I used to envy Liane when we were growing up. Prettier than me, never ill at ease around guys, always getting lots of attention and about twice as many dates as I ever did. Good-looking guys, too, mo
st of them more attractive than Marty. Why she married him instead of Tom Christian or Conner Troy, both handsome jocks, I’ll never know. No accounting for taste, I suppose. Look who I married. Not that Nick didn’t catch your eye when he was young, but in a sort of ordinary way. He wasn’t even the best pick of my small litter, as far as looks and personality go.

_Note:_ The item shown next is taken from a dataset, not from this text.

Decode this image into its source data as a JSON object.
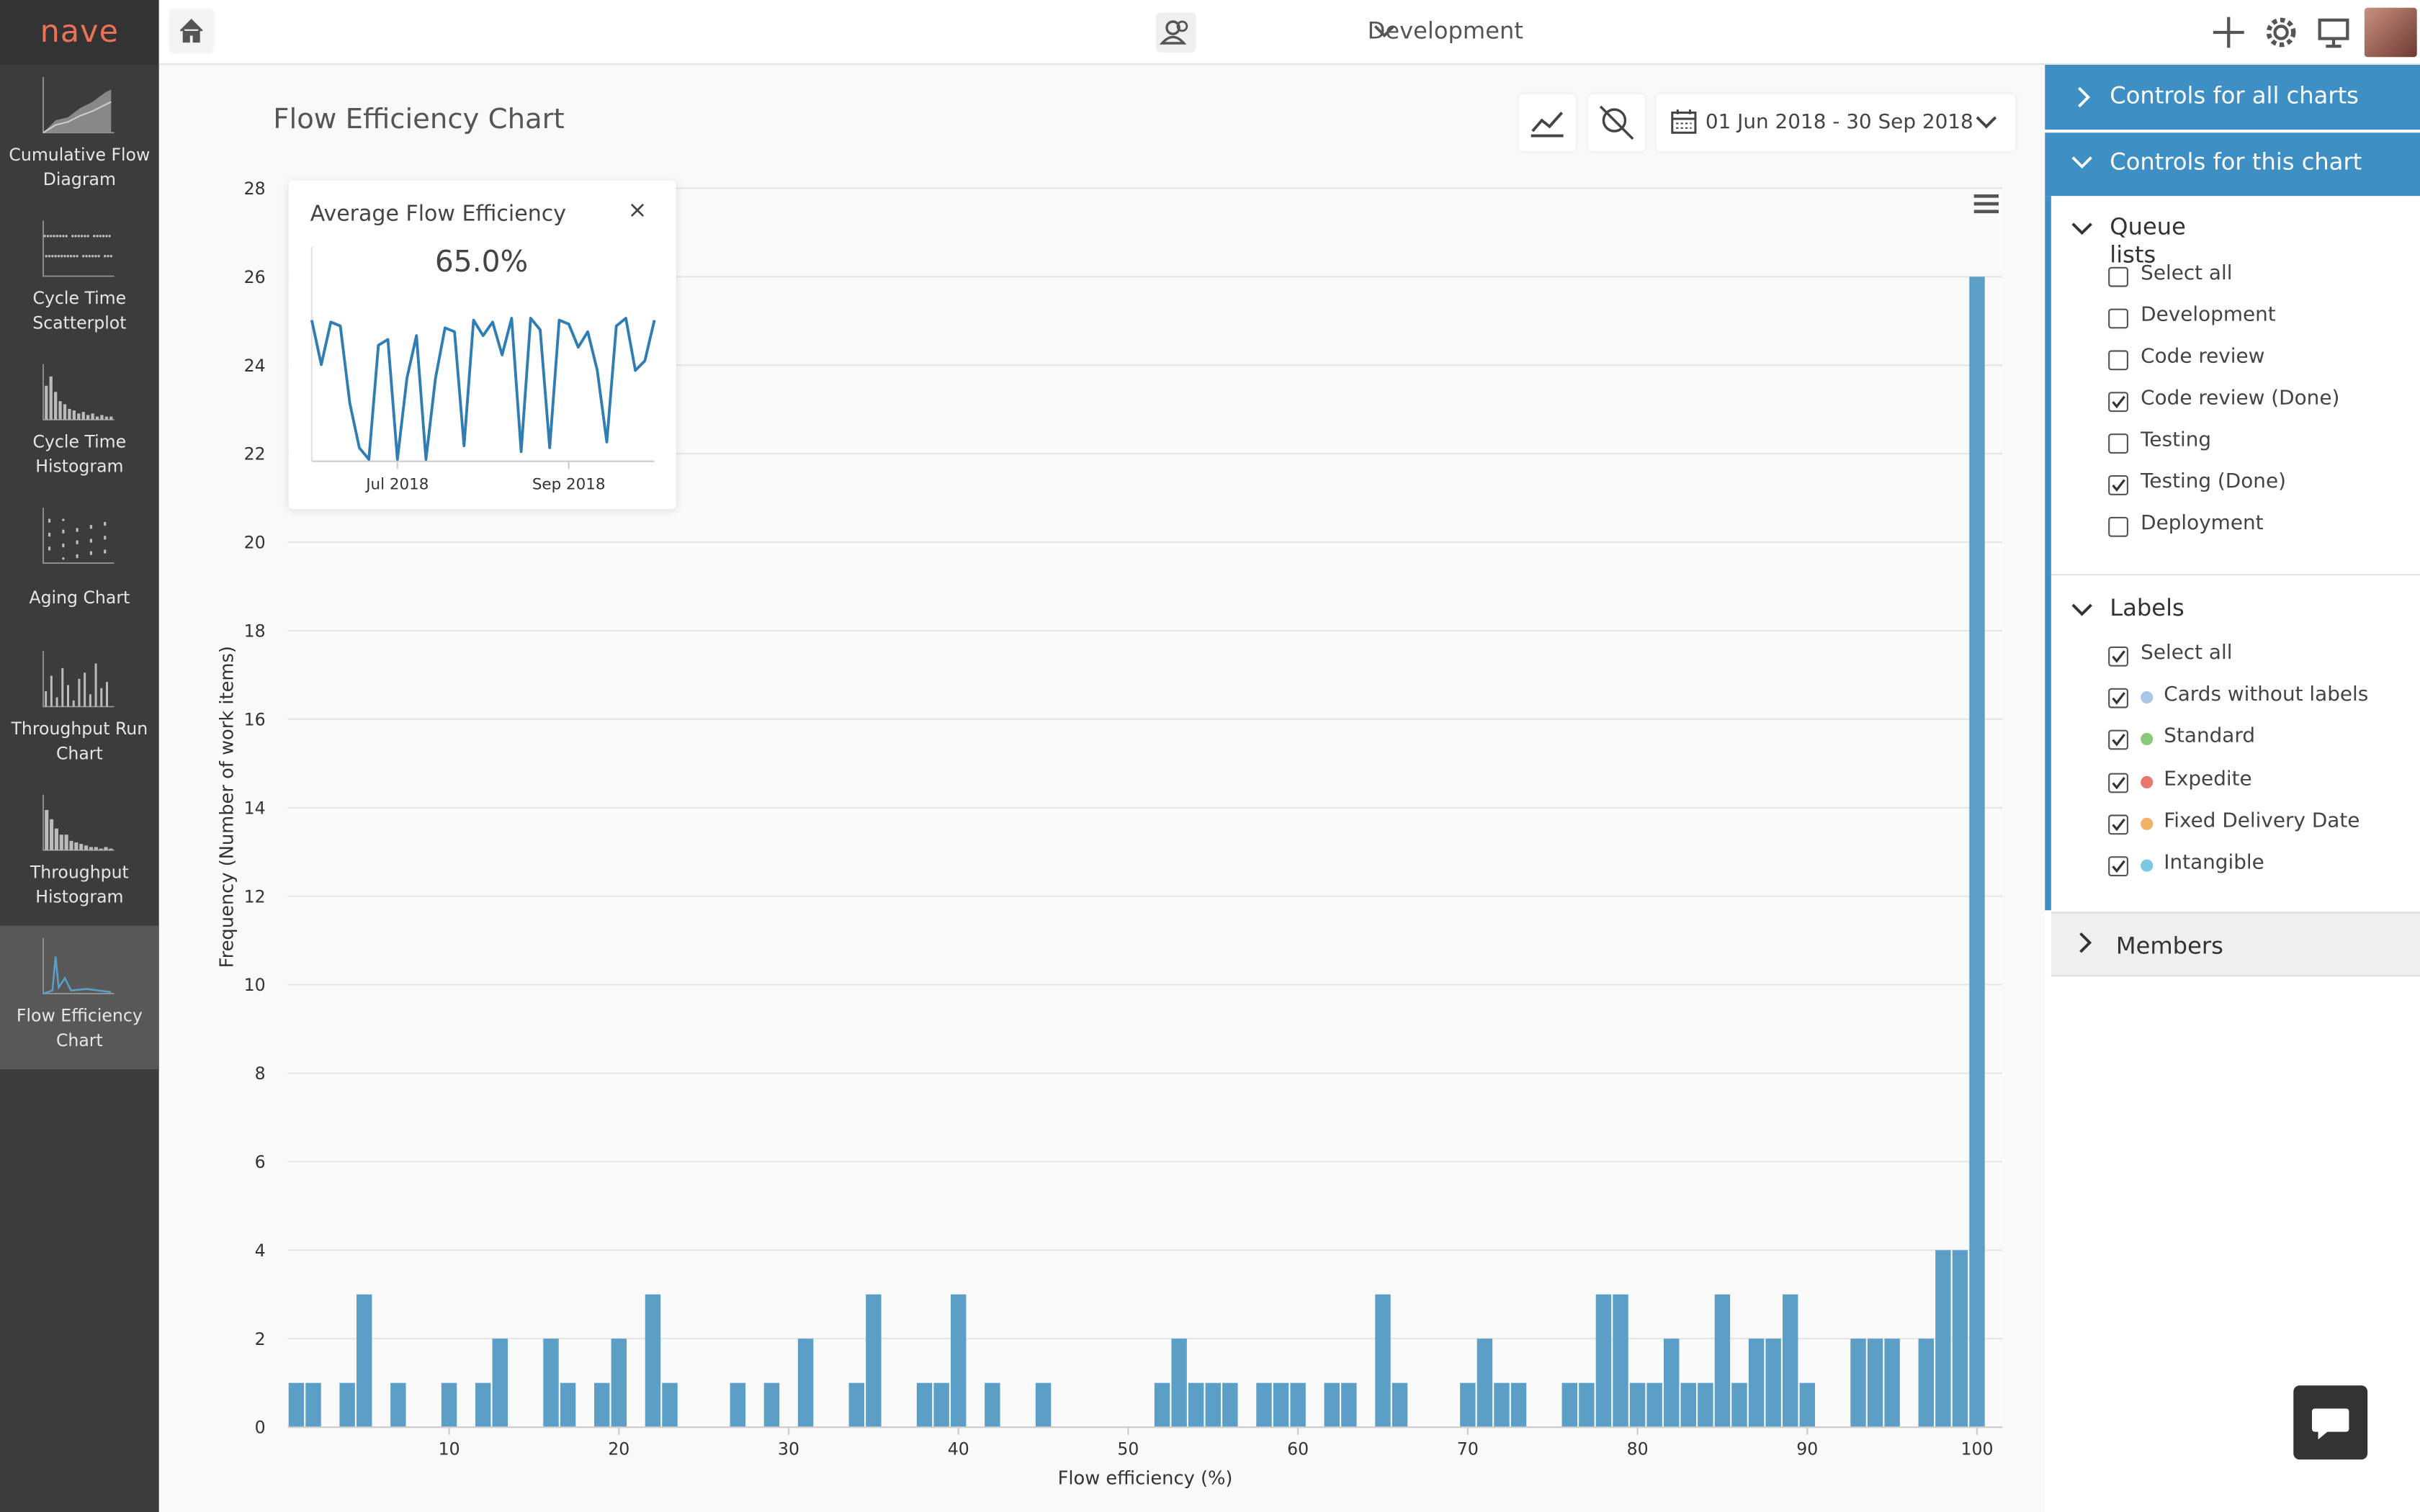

But he talked a good fight back then in Ohio, big plans about someday owning a ranch out here in California and raising horses and cattle. I guess he was sincere at the time, only things sure didn’t work out that way. The “good job” on a ranch near Santa Rita a friend had told him about was anything but, just long hours and hard work, and it didn’t take him long to decide being a rancher wasn’t what he wanted after all. Wouldn’t you know that of half a dozen other jobs, the only one that lasted was driving a brewery truck. Still, he’s a better husband than Marty ever was. Never done anything weird or bad or caused me any real grief. So I guess I’m the lucky sister after all.
Well, anyhow.
Liane wasn’t hungry, but I made her eat a few bites of oatmeal and toast to keep her strength up. I tried to make conversation at the table, to keep her mind off what had happened to Marty, but she didn’t seem to feel like talking.
The doorbell rang while we were eating and I went to answer it, thinking it might be Allan. But, no, it was some TV person with a microphone, a cameraman, and a request for a brief interview with “the grieving widow.” I made short work of him, saying, “Mrs. Torrey has nothing to say to the media,” before I shut the door in his face.
After I washed the dishes and made Liane’s bed, we sat in the living room. She didn’t want to talk then, either. The quiet got to me after a while and I suggested turning on the TV, but she said she preferred it quiet. But she didn’t seem to be brooding or lost inside herself the way she’d been yesterday, which was a relief.
“You really don’t have to stay here with me, Holly,” she said then. “I’ll be all right.”